The dentist removes the inflammed or infected pulp, carefully cleans and shapes the canal system and then seals the prepared space. Most endodontic treatment on molar teeth takes about 90 minutes (depending on the number of canals). Once treatment is completed, you will be instructed to return to your dentist for placement of a permanent restoration. The restoration of the tooth is an essential part of treatment because it seals the cleaned canals from the oral environment, protects the tooth and restores it to function.
Signs and symptoms
Indications for treatment include prolonged sensitivity to hot or cold, discoloration of the tooth, swelling or tenderness of the tooth or adjacent gums. Frequently a previously asymptomatic tooth will become bothersome after a recent dental procedure such as a large filling or crown preparation. Sometimes there are no symptoms even though an abscess may be present in the jaw bone.

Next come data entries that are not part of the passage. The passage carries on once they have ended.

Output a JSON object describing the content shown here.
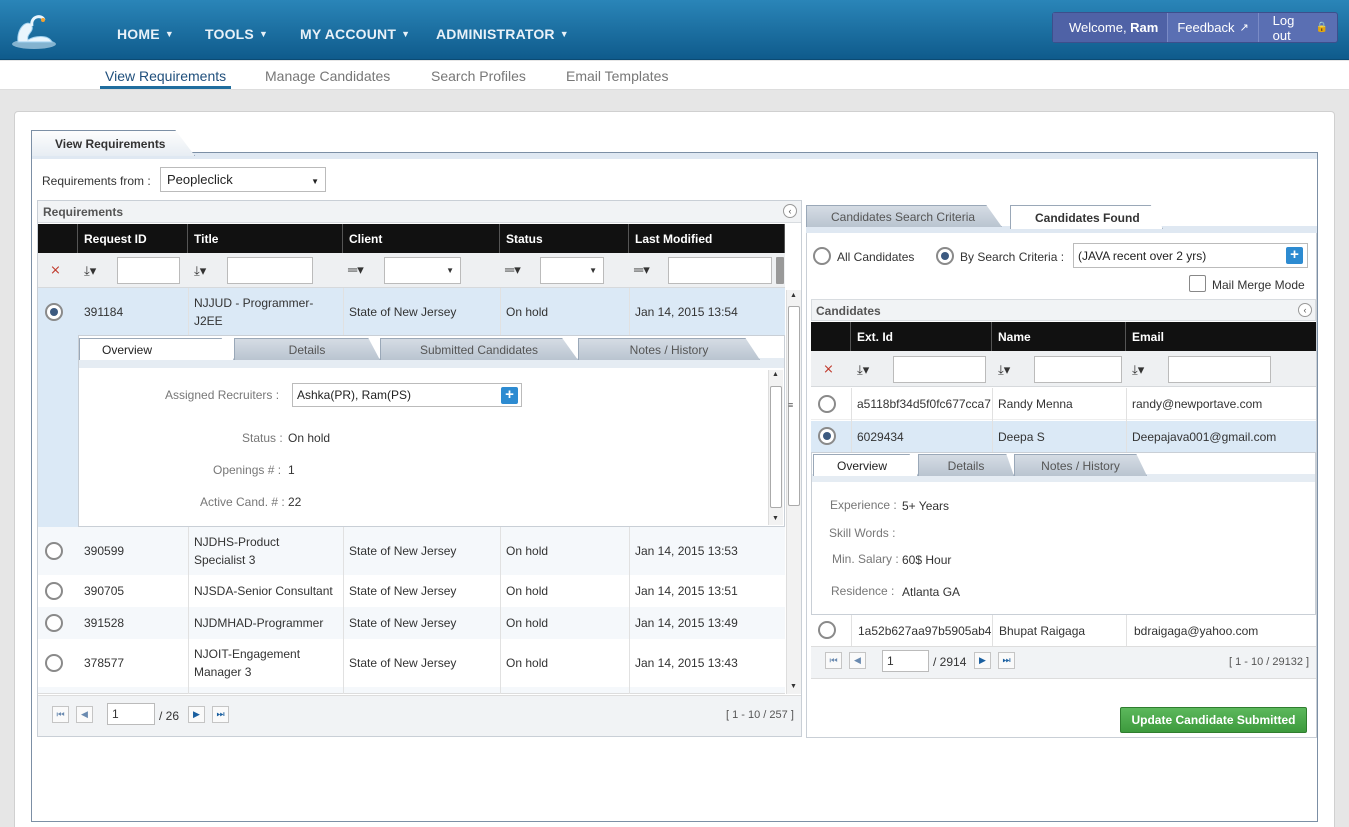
{
  "nav": {
    "items": [
      {
        "label": "HOME"
      },
      {
        "label": "TOOLS"
      },
      {
        "label": "MY ACCOUNT"
      },
      {
        "label": "ADMINISTRATOR"
      }
    ],
    "welcome_prefix": "Welcome, ",
    "welcome_user": "Ram",
    "feedback_label": "Feedback",
    "logout_label": "Log out"
  },
  "subnav": {
    "items": [
      "View Requirements",
      "Manage Candidates",
      "Search Profiles",
      "Email Templates"
    ],
    "active": "View Requirements"
  },
  "main_tab": "View Requirements",
  "requirements_from": {
    "label": "Requirements from :",
    "value": "Peopleclick"
  },
  "requirements": {
    "title": "Requirements",
    "columns": [
      "Request ID",
      "Title",
      "Client",
      "Status",
      "Last Modified"
    ],
    "rows": [
      {
        "id": "391184",
        "title1": "NJJUD - Programmer-",
        "title2": "J2EE",
        "client": "State of New Jersey",
        "status": "On hold",
        "modified": "Jan 14, 2015 13:54",
        "selected": true
      },
      {
        "id": "390599",
        "title1": "NJDHS-Product",
        "title2": "Specialist 3",
        "client": "State of New Jersey",
        "status": "On hold",
        "modified": "Jan 14, 2015 13:53"
      },
      {
        "id": "390705",
        "title1": "NJSDA-Senior Consultant",
        "title2": "",
        "client": "State of New Jersey",
        "status": "On hold",
        "modified": "Jan 14, 2015 13:51"
      },
      {
        "id": "391528",
        "title1": "NJDMHAD-Programmer",
        "title2": "",
        "client": "State of New Jersey",
        "status": "On hold",
        "modified": "Jan 14, 2015 13:49"
      },
      {
        "id": "378577",
        "title1": "NJOIT-Engagement",
        "title2": "Manager 3",
        "client": "State of New Jersey",
        "status": "On hold",
        "modified": "Jan 14, 2015 13:43"
      }
    ],
    "detail_tabs": [
      "Overview",
      "Details",
      "Submitted Candidates",
      "Notes / History"
    ],
    "detail": {
      "assigned_label": "Assigned Recruiters :",
      "assigned_value": "Ashka(PR), Ram(PS)",
      "status_label": "Status :",
      "status_value": "On hold",
      "openings_label": "Openings # :",
      "openings_value": "1",
      "active_label": "Active Cand. # :",
      "active_value": "22"
    },
    "pager": {
      "page": "1",
      "total": "/ 26",
      "range": "[ 1 - 10 / 257 ]"
    }
  },
  "candidates_panel": {
    "tabs": [
      "Candidates Search Criteria",
      "Candidates Found"
    ],
    "active_tab": "Candidates Found",
    "radio_all": "All Candidates",
    "radio_criteria": "By Search Criteria :",
    "criteria_value": "(JAVA recent over 2 yrs)",
    "mail_merge": "Mail Merge Mode",
    "title": "Candidates",
    "columns": [
      "Ext. Id",
      "Name",
      "Email"
    ],
    "rows": [
      {
        "ext": "a5118bf34d5f0fc677cca7",
        "name": "Randy Menna",
        "email": "randy@newportave.com"
      },
      {
        "ext": "6029434",
        "name": "Deepa S",
        "email": "Deepajava001@gmail.com",
        "selected": true
      },
      {
        "ext": "1a52b627aa97b5905ab4",
        "name": "Bhupat Raigaga",
        "email": "bdraigaga@yahoo.com"
      }
    ],
    "detail_tabs": [
      "Overview",
      "Details",
      "Notes / History"
    ],
    "detail": {
      "experience_label": "Experience :",
      "experience_value": "5+ Years",
      "skill_label": "Skill Words :",
      "salary_label": "Min. Salary :",
      "salary_value": "60$ Hour",
      "residence_label": "Residence :",
      "residence_value": "Atlanta GA"
    },
    "pager": {
      "page": "1",
      "total": "/ 2914",
      "range": "[ 1 - 10 / 29132 ]"
    },
    "update_button": "Update Candidate Submitted"
  },
  "colors": {
    "topbar": "#1a6fa3",
    "accent": "#2d8bd1",
    "green": "#4cae4c"
  }
}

Why would I need endodontic treatment?
Endodontic treatment is necessary when the pulp becomes inflamed or infected. The most common reasons for inflammation or infection are deep cavities, repeated dental procedures, cracks or fractures. Trauma can also cause inflammation and often shows up as discoloration of the tooth. If pulp inflammation or infection is left untreated, it can cause pain or lead to an abscess.
What is endodontics?
Endodontics is a specialty of dentistry that deals with diseases of the dental pulp and its supporting structures. Endodontists are dentists with special post-graduate training in this field. Endodontists are also experienced at finding the cause of oral and facial pain that has been difficult to diagnose.
Although general dentists can perform basic endodontic treatment, patients are often referred to an endodontist when the case is complicated or more difficult than usual.
In order to understand endodontic treatment, it helps to know something about the anatomy of a tooth. Teeth have several layers. The outside layer of the tooth is composed of a hard layer called enamel. Enamel is supported by an inner layer called dentin, which has at its center a soft tissue known as the pulp.
The pulp contains blood vessels, nerves, and connective tissue that are responsible for forming the surrounding dentin and enamel during tooth development. The pulp receives its nourishment supply from vessels which enter the end of the root. Although the pulp is important during development of the tooth, it is not necessary for function of the tooth. The tooth continues to be nourished by the tissues surrounding it even after the pulp is removed.